After a year-long battle in Senate, harmful research disclosure left out

Research with potentially harmful applications will see few regulatory restrictions at McGill, following a decision made at Senate on March 24. This year, McGill has seen a long and arduous debate over its newly passed Regulations on Conduct of Research policy, which has ultimately omitted the ethical regulations sought by the campus group Demilitarize McGill.

The debate over the new policy has focused mainly on the removal of regulations on research funded by the military, and the need for a reporting system established within the policy to monitor any research that is funded by non-peer-reviewed sources, as well as research with potentially harmful applications.

“Just as we have ethical reviews of research on human subjects…I think that we can ask those kinds of questions [for any research],” said law professor and Senator, Richard Janda. “Particularly, I believe we should ask those kinds of questions when the sources of money that are being given for research are not peer-reviewed granting councils.”

Students from Demilitarize McGill started working with the administration in 2008 to tighten regulations on military-funded research that were in the old policy, and to extend those regulations to any research that could have potentially harmful applications.

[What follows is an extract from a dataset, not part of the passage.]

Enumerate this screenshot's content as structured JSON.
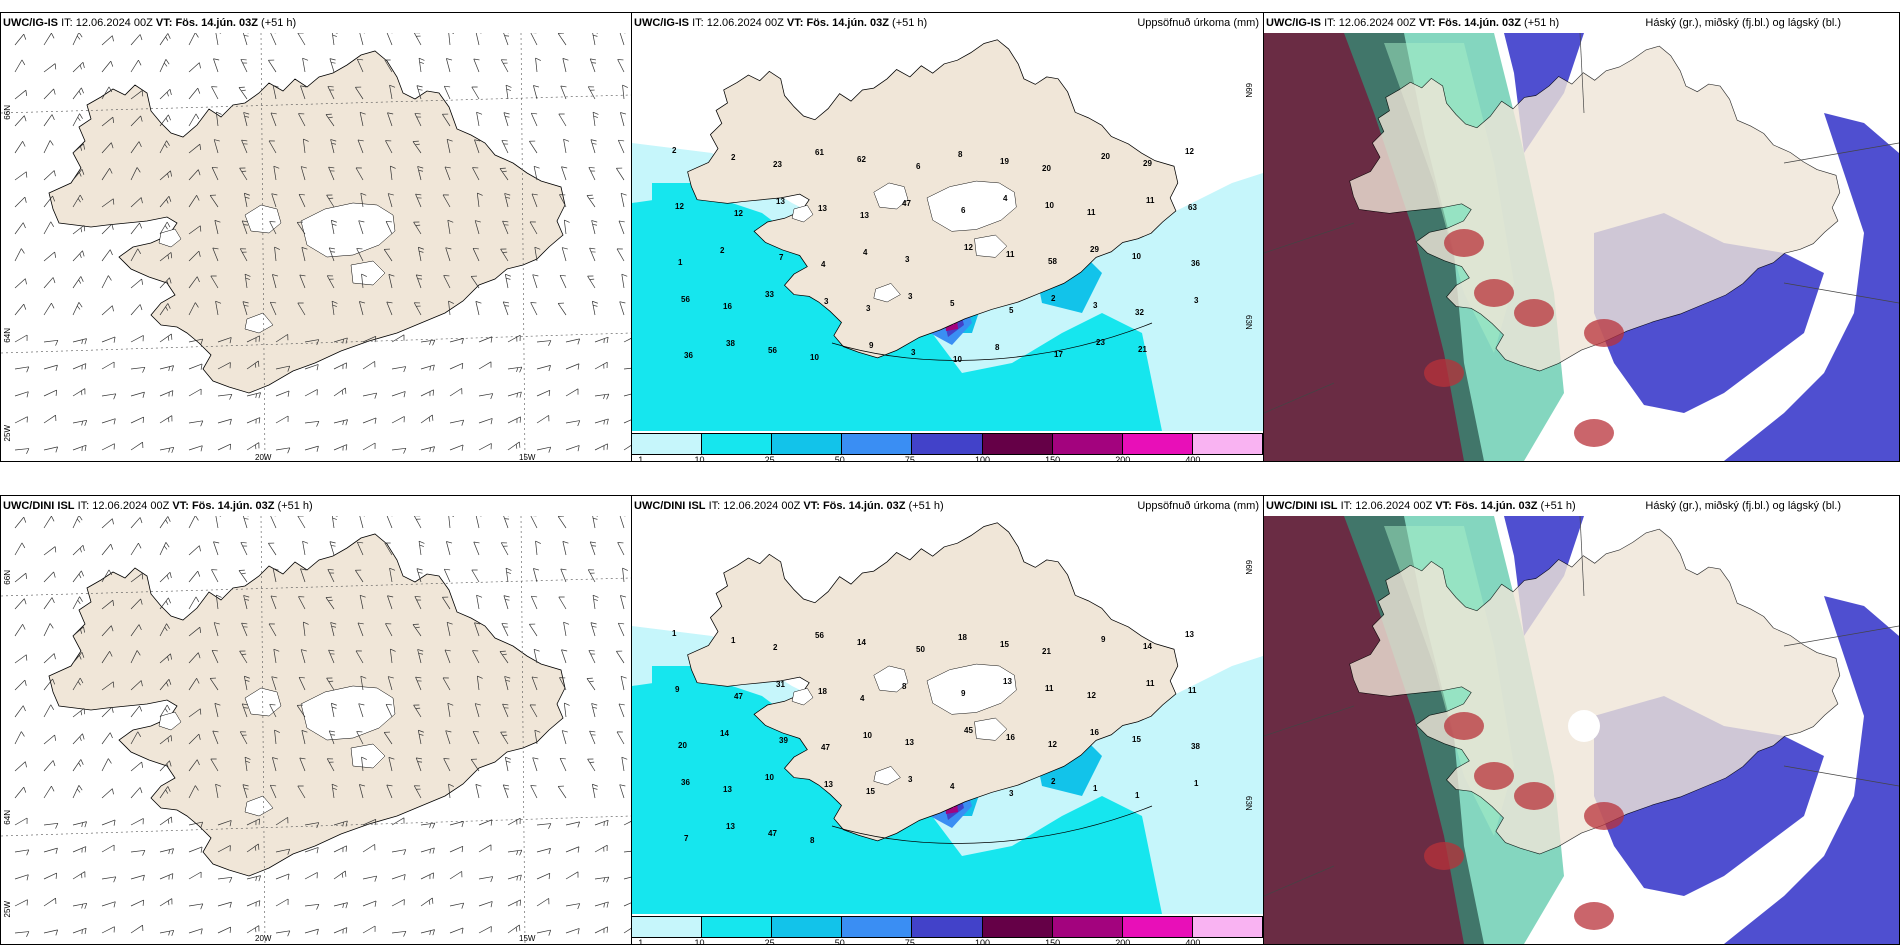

In February 2009, Associate Provost (Policies and Procedures) William Foster presented a draft of the new research policy to Demilitarize McGill and the then SSMU VP (University Affairs) Nadya Wilkinson. The draft contained a new section that required researchers to obtain approval from the VP (Research and International Relations) to undertake research which has significant potential for direct harmful applications or adverse effects.

This section was removed from the new policy at its first reading in November, however, along with some of the policy’s pre-existing regulations.

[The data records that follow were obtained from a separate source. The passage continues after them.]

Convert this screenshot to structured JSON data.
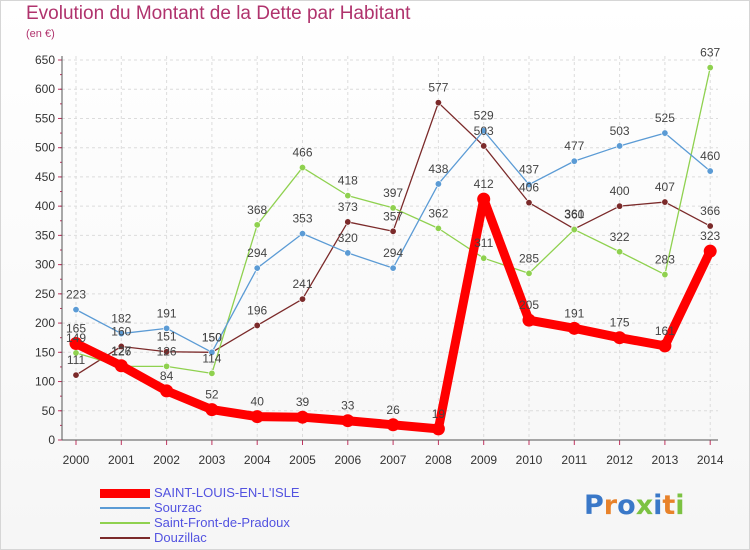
{
  "title": "Evolution du Montant de la Dette par Habitant",
  "subtitle": "(en €)",
  "logo": {
    "text": "Proxiti",
    "colors": [
      "#3a78c8",
      "#e8822a",
      "#3a78c8",
      "#7cc242",
      "#3a78c8",
      "#e8822a",
      "#7cc242"
    ]
  },
  "chart_data": {
    "type": "line",
    "title": "Evolution du Montant de la Dette par Habitant",
    "ylabel": "(en €)",
    "xlabel": "",
    "ylim": [
      0,
      650
    ],
    "yticks": [
      0,
      50,
      100,
      150,
      200,
      250,
      300,
      350,
      400,
      450,
      500,
      550,
      600,
      650
    ],
    "grid": true,
    "legend_position": "bottom-left",
    "x": [
      "2000",
      "2001",
      "2002",
      "2003",
      "2004",
      "2005",
      "2006",
      "2007",
      "2008",
      "2009",
      "2010",
      "2011",
      "2012",
      "2013",
      "2014"
    ],
    "series": [
      {
        "name": "SAINT-LOUIS-EN-L'ISLE",
        "color": "#ff0000",
        "thick": true,
        "values": [
          165,
          127,
          84,
          52,
          40,
          39,
          33,
          26,
          19,
          412,
          205,
          191,
          175,
          161,
          323
        ]
      },
      {
        "name": "Sourzac",
        "color": "#5b9bd5",
        "thick": false,
        "values": [
          223,
          182,
          191,
          150,
          294,
          353,
          320,
          294,
          438,
          529,
          437,
          477,
          503,
          525,
          460
        ]
      },
      {
        "name": "Saint-Front-de-Pradoux",
        "color": "#8fd14f",
        "thick": false,
        "values": [
          149,
          126,
          126,
          114,
          368,
          466,
          418,
          397,
          362,
          311,
          285,
          360,
          322,
          283,
          637
        ]
      },
      {
        "name": "Douzillac",
        "color": "#7b2a2a",
        "thick": false,
        "values": [
          111,
          160,
          151,
          150,
          196,
          241,
          373,
          357,
          577,
          503,
          406,
          361,
          400,
          407,
          366
        ]
      }
    ],
    "data_labels": [
      [
        "165",
        "127",
        "84",
        "52",
        "40",
        "39",
        "33",
        "26",
        "19",
        "412",
        "205",
        "191",
        "175",
        "161",
        "323"
      ],
      [
        "223",
        "182",
        "191",
        "150",
        "294",
        "353",
        "320",
        "294",
        "438",
        "529",
        "437",
        "477",
        "503",
        "525",
        "460"
      ],
      [
        "149",
        "126",
        "126",
        "114",
        "368",
        "466",
        "418",
        "397",
        "362",
        "311",
        "285",
        "360",
        "322",
        "283",
        "637"
      ],
      [
        "111",
        "160",
        "151",
        "150",
        "196",
        "241",
        "373",
        "357",
        "577",
        "503",
        "406",
        "361",
        "400",
        "407",
        "366"
      ]
    ]
  }
}
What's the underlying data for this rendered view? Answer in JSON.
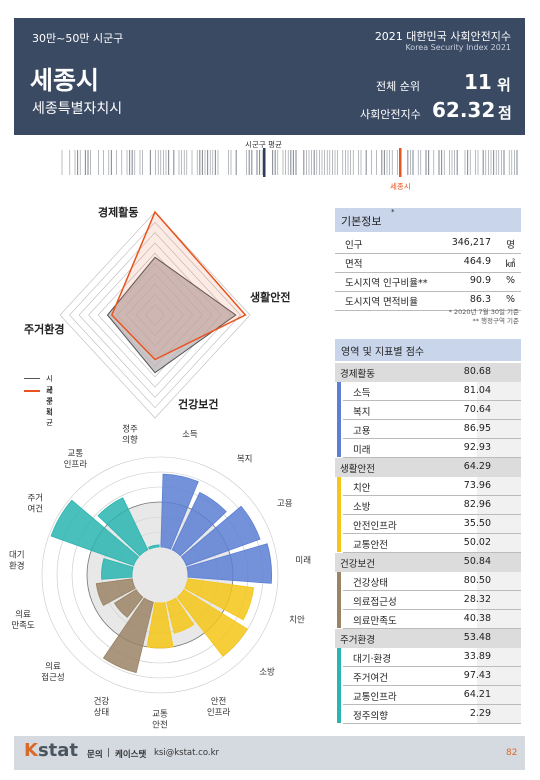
{
  "header": {
    "group": "30만~50만 시군구",
    "year_title": "2021 대한민국 사회안전지수",
    "year_subtitle": "Korea Security Index 2021",
    "city": "세종시",
    "city_full": "세종특별자치시",
    "rank_label": "전체 순위",
    "rank_value": "11",
    "rank_unit": "위",
    "score_label": "사회안전지수",
    "score_value": "62.32",
    "score_unit": "점"
  },
  "barcode": {
    "avg_label": "시군구 평균",
    "city_label": "세종시",
    "avg_color": "#2e3e5c",
    "city_color": "#e8541e"
  },
  "radar": {
    "axes": [
      "경제활동",
      "생활안전",
      "건강보건",
      "주거환경"
    ],
    "legend": [
      {
        "label": "시군구 평균",
        "color": "#555555"
      },
      {
        "label": "세종시",
        "color": "#e8541e"
      }
    ]
  },
  "polar": {
    "labels": [
      "소득",
      "복지",
      "고용",
      "미래",
      "치안",
      "소방",
      "안전\n인프라",
      "교통\n안전",
      "건강\n상태",
      "의료\n접근성",
      "의료\n만족도",
      "대기\n환경",
      "주거\n여건",
      "교통\n인프라",
      "정주\n의향"
    ]
  },
  "chart_data": {
    "type": "polar-bar",
    "categories": [
      "소득",
      "복지",
      "고용",
      "미래",
      "치안",
      "소방",
      "안전인프라",
      "교통안전",
      "건강상태",
      "의료접근성",
      "의료만족도",
      "대기환경",
      "주거여건",
      "교통인프라",
      "정주의향"
    ],
    "values": [
      81.04,
      70.64,
      86.95,
      92.93,
      73.96,
      82.96,
      35.5,
      50.02,
      80.5,
      28.32,
      40.38,
      33.89,
      97.43,
      64.21,
      2.29
    ],
    "groups": [
      "경제활동",
      "경제활동",
      "경제활동",
      "경제활동",
      "생활안전",
      "생활안전",
      "생활안전",
      "생활안전",
      "건강보건",
      "건강보건",
      "건강보건",
      "주거환경",
      "주거환경",
      "주거환경",
      "주거환경"
    ],
    "group_colors": {
      "경제활동": "#5b7fd4",
      "생활안전": "#f5c518",
      "건강보건": "#9a8466",
      "주거환경": "#2ab5b0"
    },
    "radar_series": [
      {
        "name": "시군구 평균"
      },
      {
        "name": "세종시",
        "values": [
          80.68,
          64.29,
          50.84,
          53.48
        ]
      }
    ]
  },
  "basic_info": {
    "title": "기본정보",
    "title_sup": "*",
    "rows": [
      {
        "label": "인구",
        "value": "346,217",
        "unit": "명"
      },
      {
        "label": "면적",
        "value": "464.9",
        "unit": "㎢"
      },
      {
        "label": "도시지역 인구비율**",
        "value": "90.9",
        "unit": "%"
      },
      {
        "label": "도시지역 면적비율",
        "value": "86.3",
        "unit": "%"
      }
    ],
    "note1": "* 2020년 7월 30일 기준",
    "note2": "** 행정구역 기준"
  },
  "scores": {
    "title": "영역 및 지표별 점수",
    "sections": [
      {
        "name": "경제활동",
        "score": "80.68",
        "color": "#5b7fd4",
        "items": [
          {
            "name": "소득",
            "score": "81.04"
          },
          {
            "name": "복지",
            "score": "70.64"
          },
          {
            "name": "고용",
            "score": "86.95"
          },
          {
            "name": "미래",
            "score": "92.93"
          }
        ]
      },
      {
        "name": "생활안전",
        "score": "64.29",
        "color": "#f5c518",
        "items": [
          {
            "name": "치안",
            "score": "73.96"
          },
          {
            "name": "소방",
            "score": "82.96"
          },
          {
            "name": "안전인프라",
            "score": "35.50"
          },
          {
            "name": "교통안전",
            "score": "50.02"
          }
        ]
      },
      {
        "name": "건강보건",
        "score": "50.84",
        "color": "#9a8466",
        "items": [
          {
            "name": "건강상태",
            "score": "80.50"
          },
          {
            "name": "의료접근성",
            "score": "28.32"
          },
          {
            "name": "의료만족도",
            "score": "40.38"
          }
        ]
      },
      {
        "name": "주거환경",
        "score": "53.48",
        "color": "#2ab5b0",
        "items": [
          {
            "name": "대기·환경",
            "score": "33.89"
          },
          {
            "name": "주거여건",
            "score": "97.43"
          },
          {
            "name": "교통인프라",
            "score": "64.21"
          },
          {
            "name": "정주의향",
            "score": "2.29"
          }
        ]
      }
    ]
  },
  "footer": {
    "logo": "Kstat",
    "contact_label": "문의",
    "contact_org": "케이스탯",
    "contact_email": "ksi@kstat.co.kr",
    "page": "82"
  }
}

After the November Senate meeting, Demilitarize McGill submitted another proposal of amendments, but they were not included or addressed in the second reading in February.

The policy was finally reviewed by the Academic Policy Committee, which was deeply divided on the issue and ultimately struck the regulations on research with military purposes or any potentially harmful applications.

The document went to a vote in Senate in March, where it passed almost unanimously.

Throughout the entire debate, the administration was reluctant to consider any regulatory obligation to disclose harmful applications that could stem from research. The administration reiterated at each meeting, in and outside the Senate, that there was an urgency to push this policy forward as is.

“The policy is ready to be adopted right now, and every month that goes by without having a document like this is dangerous [and] is not good for the University. We need this to come in force as soon as possible,” Vice-Principal (Research and International Relations) Denis Thérien said at the February Senate meeting.

The administration consistently argued that McGill must stay in line with other large research universities in Canada, which do not have such policies in place. Many researchers – students and professors alike – were concerned that these policies would add an unnecessary burden on researchers, and that it would be impossible for researchers to identify all possible applications of their research once it is in the public domain.

“We’ve been hearing that it’s too cumbersome,” said Janda on a CKUT live broadcast in early March, “but the fact is our social responsibilities require us to think about things that are not entirely certain. All that we’re asking researchers to do is think about the problem, report about it, and have the University keep track of this…. Seems to me it’s entirely consistent with the role of the University.”

Nikki Bozinoff, member of Demilitarize McGill and former editor at The Daily, said that she was not shocked by the decision made by Senate in March.

“Demilitarize McGill has always maintained that ethical review of research with harmful applications will become the norm one day. The question here is whether McGill wanted to lead that movement, and it’s clear that they weren’t up to the task,” said Bozinoff. “We urge students to engage in creative direct action to oppose harmful research.”

Demilatirize McGill is currently undertaking a project to archive potentially harmful research done at McGill, including research conducted during the ’80s, when weapons research at McGill was first exposed by a group of students and professors.